I’m unclear as to whether Stranger Than Fiction is a comedy or a tragedy. I guess strictly speaking it’s a romantic comedy, but really, that’s not the story of the movie; the story of the movie is about how something dies. Does a great person have a downfall? Yep. So I think I have to read it as a bittersweet tragedy, albeit one with an ending which could be seen as rather happy.
Then again, it perhaps betrays my bibliophiliac nature that I think the death of a novel is a tragedy. But — no, I think I’m on target. A classic tragedy is inevitable. In Stranger Than Fiction, everyone makes the right decisions; ethics prevail throughout. It just so happens that the result of these decisions is that Karen Eiffel doesn’t complete her greatest novel.
But the alternative would have been worse. It’s to the movie’s credit that there’s a bit of uncertainty there, though.

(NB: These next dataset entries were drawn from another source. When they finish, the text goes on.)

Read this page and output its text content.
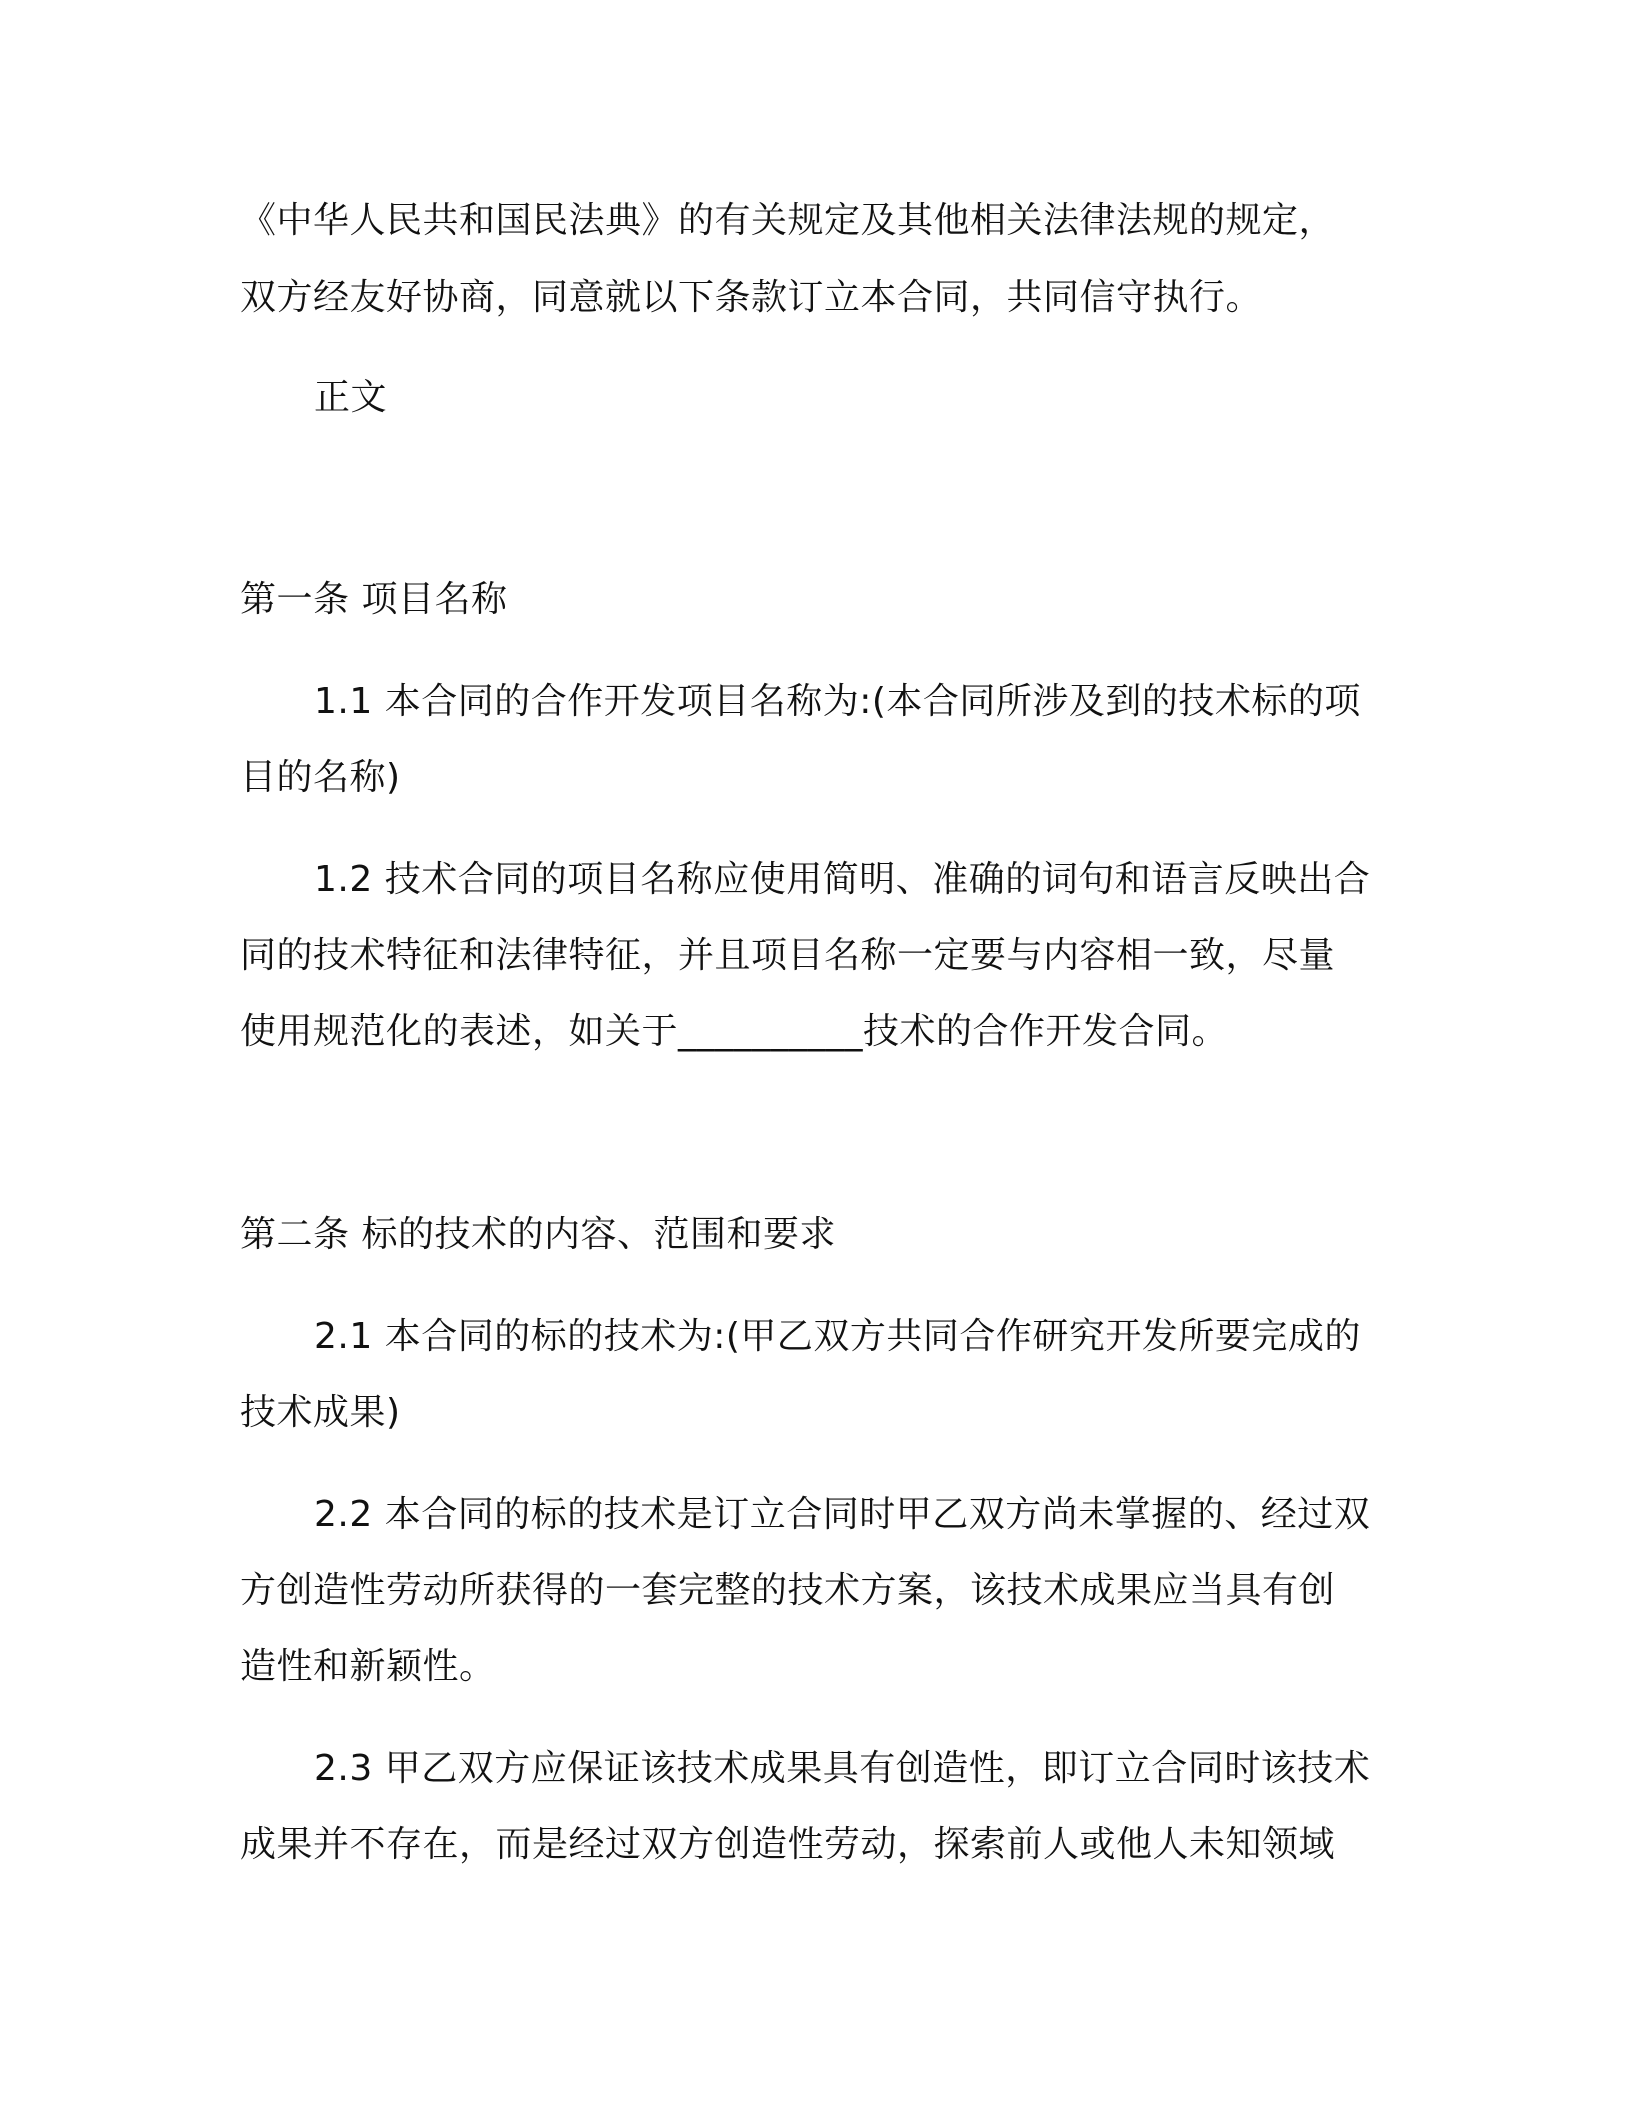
《中华人民共和国民法典》的有关规定及其他相关法律法规的规定，
双方经友好协商，同意就以下条款订立本合同，共同信守执行。
正文
第一条 项目名称
1.1 本合同的合作开发项目名称为:(本合同所涉及到的技术标的项
目的名称)
1.2 技术合同的项目名称应使用简明、准确的词句和语言反映出合
同的技术特征和法律特征，并且项目名称一定要与内容相一致，尽量
使用规范化的表述，如关于__________技术的合作开发合同。
第二条 标的技术的内容、范围和要求
2.1 本合同的标的技术为:(甲乙双方共同合作研究开发所要完成的
技术成果)
2.2 本合同的标的技术是订立合同时甲乙双方尚未掌握的、经过双
方创造性劳动所获得的一套完整的技术方案，该技术成果应当具有创
造性和新颖性。
2.3 甲乙双方应保证该技术成果具有创造性，即订立合同时该技术
成果并不存在，而是经过双方创造性劳动，探索前人或他人未知领域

Around fifteen minutes before the end, I thought Harold was going to die, and that would have been an impressive choice. Then I thought we were going to have a saccharine ending; then it was redeemed, because it was clear that the choice made was a painful one. Dustin Hoffman and Emma Thompson pretty much pulled this off with their final scene; perfect portrayal of two people who know a sacrifice has been made.
The two of them more or less made the movie work all along, actually. Will Ferrell was good; the role wasn’t deeply demanding, but he did avoid hamming it up and he was perfectly decent as a mostly blank cipher. I’m guessing he’ll do one of these every few years to maintain cred, and if he’s this good every time he’ll deserve whatever cred he gets. But really, it was Thompson and Hoffman deserve the credit for creating the context in which he could work.